In the latest edition of Fathom, Alan Johnson interviews Joshua Muravchik about his new book Making David Into Goliath: How the World Turned Against Israel. Here's Muravchik on "a new paradigm of progressive thought":
In a nutshell, after a century or so, the paradigm which came from Marx – of a class struggle – had lost a good deal of its allure and was pushed aside by the new paradigm of racial, national and ethnic struggle. That grew out of the anti-colonial movements which reverberated in Europe and were overlaid by the Civil Rights Movement in the US. In the US, Civil Rights was something different to anti-colonialism, but both were seen to be part of one broader struggle of the people of colour against the white man, or as is sometimes put, the ‘Rest against the West.’ I remember for example Jesse Jackson, at the height of his considerable popularity in the US, made a visit to Cuba and launched into a litany of slogans, the theme of which was ‘our time has come’ and where the first person plural of ‘our time’ meant blacks in America, Latinos and other third-world people fighting against the West. It was seen somehow as all part of one omnibus struggle and this paradigm really was more exciting to my generation and subsequent ones – generations post-World War Two – than the older class struggle paradigm. The labour movement today, (certainly in the US, but I think throughout the West) is a less exciting, vibrant or inspiring than it was during my parent’s generation.

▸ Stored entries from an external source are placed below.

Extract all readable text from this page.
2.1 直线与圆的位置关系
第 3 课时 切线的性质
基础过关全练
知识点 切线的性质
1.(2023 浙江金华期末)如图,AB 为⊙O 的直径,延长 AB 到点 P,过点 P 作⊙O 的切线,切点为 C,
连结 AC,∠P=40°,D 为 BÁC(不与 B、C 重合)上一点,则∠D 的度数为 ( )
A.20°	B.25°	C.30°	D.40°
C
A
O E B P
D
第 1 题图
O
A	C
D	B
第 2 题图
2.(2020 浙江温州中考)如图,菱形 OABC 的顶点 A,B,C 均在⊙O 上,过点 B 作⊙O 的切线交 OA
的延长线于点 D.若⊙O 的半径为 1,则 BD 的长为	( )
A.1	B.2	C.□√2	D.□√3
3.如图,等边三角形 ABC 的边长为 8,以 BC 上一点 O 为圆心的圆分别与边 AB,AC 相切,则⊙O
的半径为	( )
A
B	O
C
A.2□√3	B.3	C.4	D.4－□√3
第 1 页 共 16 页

Now if you look at the world and see a drama of the ‘Rest against the West’, or the people of colour against the white man, and perceive that struggle as the main moral drama of the age, then Israel comes across as the Western white guys, whilst the Arabs and Palestinians are the anti-colonial people of colour. It doesn’t matter what the details of any episode are: history tells you that one side are the ‘good guys’ and the forces of the future while the other side are the forces of the past which need to be swept away.